Friday, February 13, 2015

Still Alice

Review by Mialn Paurich

Julianne Moore is one of those actresses who’s been so reliably good, often great, for so many years that it’s been easy for some (particularly Oscar voters) to take her for granted. Which might explain why Moore is the designated front-runner in this year’s Oscar race for Best Actress. The fact that she gives a typically strong performance in STILL ALICE playing a Columbia professor suffering from early onset Alzheimer’s certainly doesn’t hurt. More than likely it’s simply a case of, “She’s due.”

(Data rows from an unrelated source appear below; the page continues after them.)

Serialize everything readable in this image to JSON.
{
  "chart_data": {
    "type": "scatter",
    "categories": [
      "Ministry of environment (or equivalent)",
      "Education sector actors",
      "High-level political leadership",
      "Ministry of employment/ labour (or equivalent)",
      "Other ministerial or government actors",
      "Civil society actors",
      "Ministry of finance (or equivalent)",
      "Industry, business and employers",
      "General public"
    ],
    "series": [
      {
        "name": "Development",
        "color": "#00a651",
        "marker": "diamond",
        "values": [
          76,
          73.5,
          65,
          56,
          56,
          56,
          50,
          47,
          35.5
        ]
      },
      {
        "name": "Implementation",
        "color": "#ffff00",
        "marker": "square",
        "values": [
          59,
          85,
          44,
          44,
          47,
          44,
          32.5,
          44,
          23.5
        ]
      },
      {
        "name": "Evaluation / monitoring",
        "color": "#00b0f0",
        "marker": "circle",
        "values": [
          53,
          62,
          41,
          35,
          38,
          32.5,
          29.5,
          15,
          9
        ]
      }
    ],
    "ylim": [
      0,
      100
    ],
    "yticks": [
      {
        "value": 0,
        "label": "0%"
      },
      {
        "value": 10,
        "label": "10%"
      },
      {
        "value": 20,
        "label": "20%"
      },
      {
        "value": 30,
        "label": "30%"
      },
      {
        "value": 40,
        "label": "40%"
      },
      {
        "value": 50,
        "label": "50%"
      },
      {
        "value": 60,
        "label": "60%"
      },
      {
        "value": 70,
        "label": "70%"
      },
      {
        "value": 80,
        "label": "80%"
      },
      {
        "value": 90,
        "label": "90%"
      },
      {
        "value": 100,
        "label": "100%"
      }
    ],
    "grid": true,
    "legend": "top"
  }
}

I wonder how many Oscar voters who check off Moore’s name on their ballot will even bother watching their ALICE screeners. The subject matter is certainly daunting, and may even hit too close to home for certain elderly Academy members. It’s the same reason that, despite its awards patina, husband-and-husband co-directors Richard Glatzer and Wash Westmoreland’s movie surely faces an uphill battle at the box-office. I’d love to say that STILL ALICE isn’t depressing and that Moore’s performance makes the pain seem worthwhile somehow. Yet, there’s no getting around the fact that watching a brilliant, formerly vibrant middle-aged woman like Moore’s Alice Howland slip deeper and deeper into dementia until she practically becomes invisible, even to herself, is excruciating at times. So no, this is not an “easy” film, but it is a good and solidly, cleanly crafted one. Whether that’s enough to make it a hit remains to be seen.

A case could be made that ALICE might have been a better fit on a premium cable channel like HBO where equally “difficult”—and difficult to market—movies like Ryan Murphy’s THE NORMAL HEART or Lisa Cholodenko’s OLIVE KITTERIDGE have found large, appreciative audiences. Certainly there’s nothing about it that wouldn’t play just as well on a television screen. Glatzer and Westmoreland (whose previous collaborative efforts include QUINCEANERA and THE LAST OF ROBIN HOOD) have never been the most visually adroit filmmakers. And the deliberately small scale of their movies makes them more tube than big screen-friendly anyway.

Adapted from Lisa Genova’s well-regarded book, the film tells a fairly straight forward story in an equally unfussy manner. As Alice begins to experience memory loss/disorientation and starts fumbling for words in the middle of a classroom lecture (a truly Kafka-esque nightmare for a linguistics professor), it becomes increasingly clear that something is amiss. But since Alzheimer’s is a disease more commonly associated with people several decades older, Alice is blindsided by the diagnosis when it arrives.

Her husband, John (Alec Baldwin), and adult children (Kristen Stewart, Hunter Parrish, and Kate Bosworth) are sympathetic and supportive, of course, but it’s only black sheep daughter Lydia (Stewart, terrific) who’s willing to make the type of life-altering sacrifices that being a full-time caretaker involves. Lydia abandons an acting career in Los Angeles to move back home to care for her mom. The scenes between mother and daughter—with their roles now suddenly, irrevocably reversed—are the most wrenching and poignant in the entire film. (As someone who has spent the past several years serving as primary caregiver to a parent with Alzheimer’s, Moore and Stewart’s pas de deux hit especially close to home.)

Moore is simply a wonder to behold. In a remarkably subtle performance that’s all the more impressive for its utter lack of sentimentality, she allows us to witness Alice losing more and more of her identity until all that’s left is a blank stare peering into the abyss. The beauty of Moore’s acting is that she never loses sight of Alice’s soul, if such a thing even exists. Thanks to the brilliance of Moore, you’ll want to believe there is. 3 out of 4 stars.